A
l’heure où j’écris cet
éditorial, l’été hésite encore à
s’installer, les Français s’inquiètent pour leurs
retraites, la
Grande-Bretagne annonce (après bien d’autres
pays) son plan
d’austérité, les investisseurs chinois lorgnent sur une
Grèce exsangue, les
pélicans du Golfe du Mexique barbotent dans le goudron et les
Français ne seront
pas, tant s’en faut, champions du monde de football !
Pas
simple, dans ces
conditions, d’avoir la plume légère et de penser que la
crise ne sera plus
qu’un mauvais souvenir au moment où vous lirez ces lignes.
Alors
débouchons plutôt un
bon Bordeaux, et goûtons à cette légère
euphorie que procure la dégustation
d’un grand cru classé, tout en lisant Baudelaire :
« Un soir, l’âme du vin chantait dans les
bouteilles :
Homme, vers toi je
pousse, ô cher déshérité,
Sous ma prison de verre et mes cires vermeilles,
Un chant plein de lumière et de fraternité ! ». (1)
Et
pour nous guider dans ce
choix, pourquoi ne consulterions-nous pas l’oracle, j’ai nommé
Robert Parker, cet
influent expert américain désormais redouté de
tous les vignerons ? Mais
auparavant, lisons l’article que Jérôme
Barthélémy consacre au célèbre
critique iconoclaste :
nous y verrons que, là comme ailleurs, spéculation,
standardisation et
communication sont parfois plus déterminants pour la
réputation d’un vin que
statut, tradition ou poésie (n’en déplaise à
Baudelaire…).
Si vignerons et négociants
bordelais ont su, au final, retourner en avantage ce qui leur semblait
une remise
en cause radicale pour en retirer collectivement le meilleur profit sur
le
marché international, ils ne sont pas les seuls.

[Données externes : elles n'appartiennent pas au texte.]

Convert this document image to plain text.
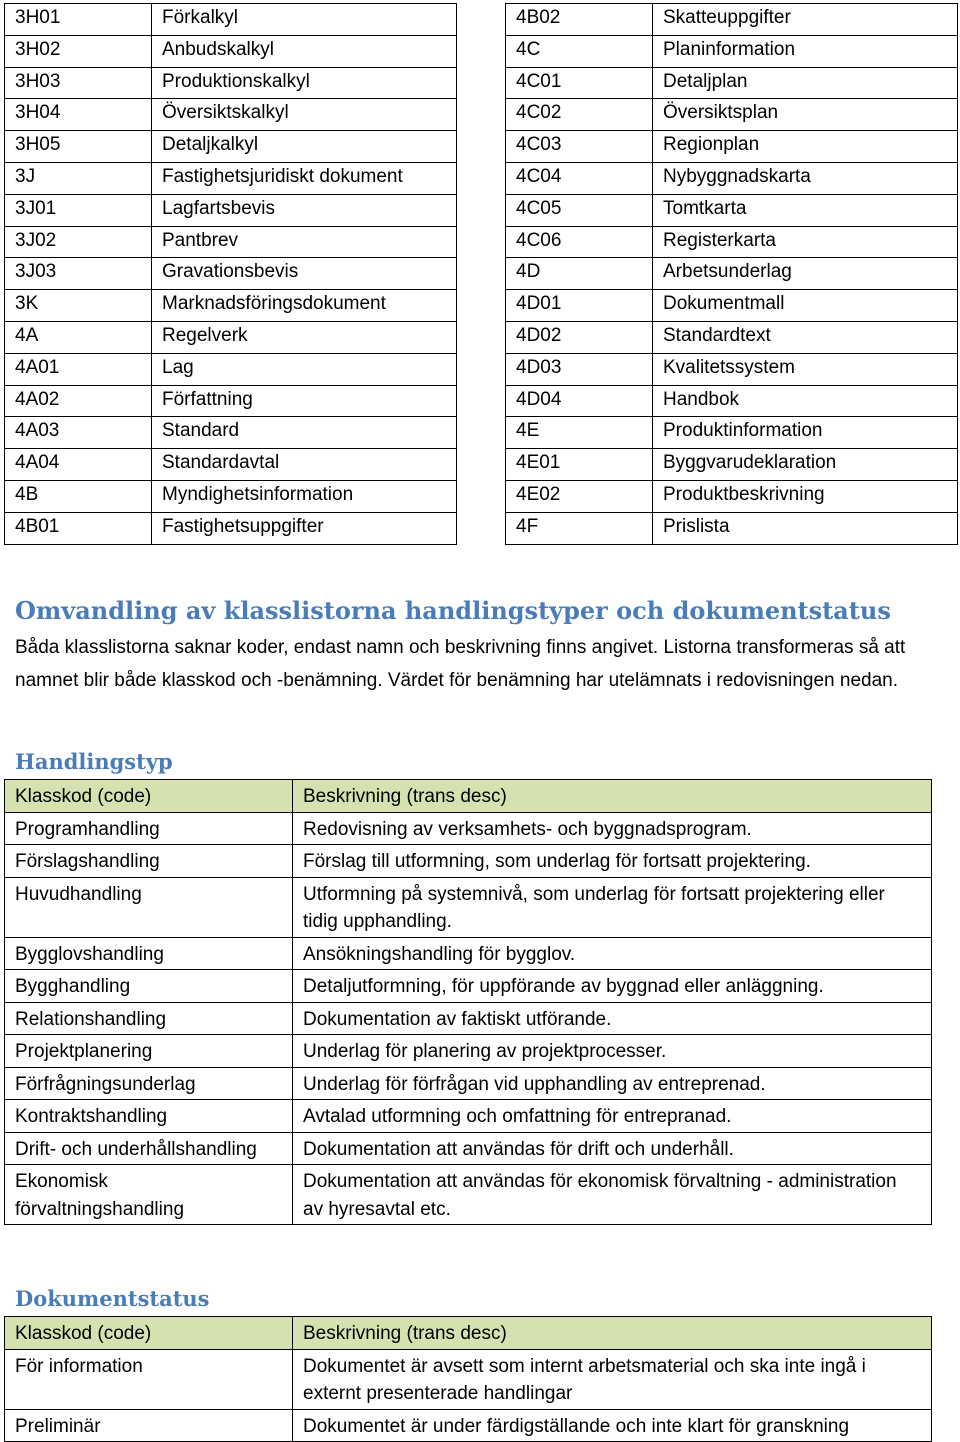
3H01	Förkalkyl
3H02	Anbudskalkyl
3H03	Produktionskalkyl
3H04	Översiktskalkyl
3H05	Detaljkalkyl
3J	Fastighetsjuridiskt dokument
3J01	Lagfartsbevis
3J02	Pantbrev
3J03	Gravationsbevis
3K	Marknadsföringsdokument
4A	Regelverk
4A01	Lag
4A02	Författning
4A03	Standard
4A04	Standardavtal
4B	Myndighetsinformation
4B01	Fastighetsuppgifter
4B02	Skatteuppgifter
4C	Planinformation
4C01	Detaljplan
4C02	Översiktsplan
4C03	Regionplan
4C04	Nybyggnadskarta
4C05	Tomtkarta
4C06	Registerkarta
4D	Arbetsunderlag
4D01	Dokumentmall
4D02	Standardtext
4D03	Kvalitetssystem
4D04	Handbok
4E	Produktinformation
4E01	Byggvarudeklaration
4E02	Produktbeskrivning
4F	Prislista
Omvandling av klasslistorna handlingstyper och dokumentstatus

Båda klasslistorna saknar koder, endast namn och beskrivning finns angivet. Listorna transformeras så att namnet blir både klasskod och -benämning. Värdet för benämning har utelämnats i redovisningen nedan.

Handlingstyp
Klasskod (code)	Beskrivning (trans desc)
Programhandling	Redovisning av verksamhets- och byggnadsprogram.
Förslagshandling	Förslag till utformning, som underlag för fortsatt projektering.
Huvudhandling	Utformning på systemnivå, som underlag för fortsatt projektering eller tidig upphandling.
Bygglovshandling	Ansökningshandling för bygglov.
Bygghandling	Detaljutformning, för uppförande av byggnad eller anläggning.
Relationshandling	Dokumentation av faktiskt utförande.
Projektplanering	Underlag för planering av projektprocesser.
Förfrågningsunderlag	Underlag för förfrågan vid upphandling av entreprenad.
Kontraktshandling	Avtalad utformning och omfattning för entrepranad.
Drift- och underhållshandling	Dokumentation att användas för drift och underhåll.
Ekonomisk förvaltningshandling	Dokumentation att användas för ekonomisk förvaltning - administration av hyresavtal etc.
Dokumentstatus
Klasskod (code)	Beskrivning (trans desc)
För information	Dokumentet är avsett som internt arbetsmaterial och ska inte ingå i externt presenterade handlingar
Preliminär	Dokumentet är under färdigställande och inte klart för granskning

Ainsi, quatre articles de ce
numéro de Gérer & Comprendre s’intéressent
à des producteurs de céréales, de
lait, de sucre ou de pruneaux d’Agen. Ils en analysent les
réponses face aux
crises majeures qu’ils subissent, aux concurrences exacerbées et
aux diktats
des distributeurs. Défense d’un bien commun partagé
au-delà des rivalités
locales, pour les uns, meilleure répartition de la valeur
ajoutée ou conquête
de nouveaux débouchés, pour les autres : les
solutions ne manquent pas, face
à la constante des logiques financières d’une
mondialisation largement
dérégulée (encore faut-il y croire…).
La
régulation sera-t-elle le
maître-mot de la rentrée ? On nous le promet, la main
sur le cœur. Nous
attendons, donc, sereins et confiants…
Mais au
juste comment la
fabrique de la réglementation fonctionne-t-elle ?
Trois
chercheurs se penchent
sur cet épais mystère : comment élabore-t-on
« une réglementation » qui
soit raisonnablement compliquée’ ?
Je ne sors guère rassuré de cette lecture : inertie,
résistances et
complexité font bon ménage, dans le paysage que les
auteurs nous décrivent.
Peut-être est-ce mieux
ailleurs ? Dans un pays émergent comme l’Egypte, par
exemple ? « Hélas,
non… », répond Hèla Yousfi. Les
bonnes intensions ne suffisent pas et, là encore, le diable se
cache dans les détails :
il ne sert à rien de vouloir changer les institutions afin de
séduire
investisseurs et bailleurs de fonds, dès lors que ceux qui les
mettent en œuvre
n’y adhèrent pas et les détournent à leur avantage.
L’année qui vient
verra-t-elle une meilleure prise en compte du bien commun un peu
partout sur
notre planète, ou bien le clivage entre intérêts
privés et contraintes subies
par le plus grand nombre continuera-t-il à s’accentuer ? Le
chant des
sirènes financières cédera-t-il enfin le pas au
« chant plein de lumière et de
fraternité » célébré
par Baudelaire ?
En
attendant (plus que
jamais), Gérer & Comprendre - à
lire sans modération ! - sera toujours là pour
nous aider à saisir les
mécanismes complexes du monde incertain vers lequel nous
semblons nous
acheminer.
(1)
Charles Baudelaire, L’âme du vin, Les Fleurs du Mal,
1857.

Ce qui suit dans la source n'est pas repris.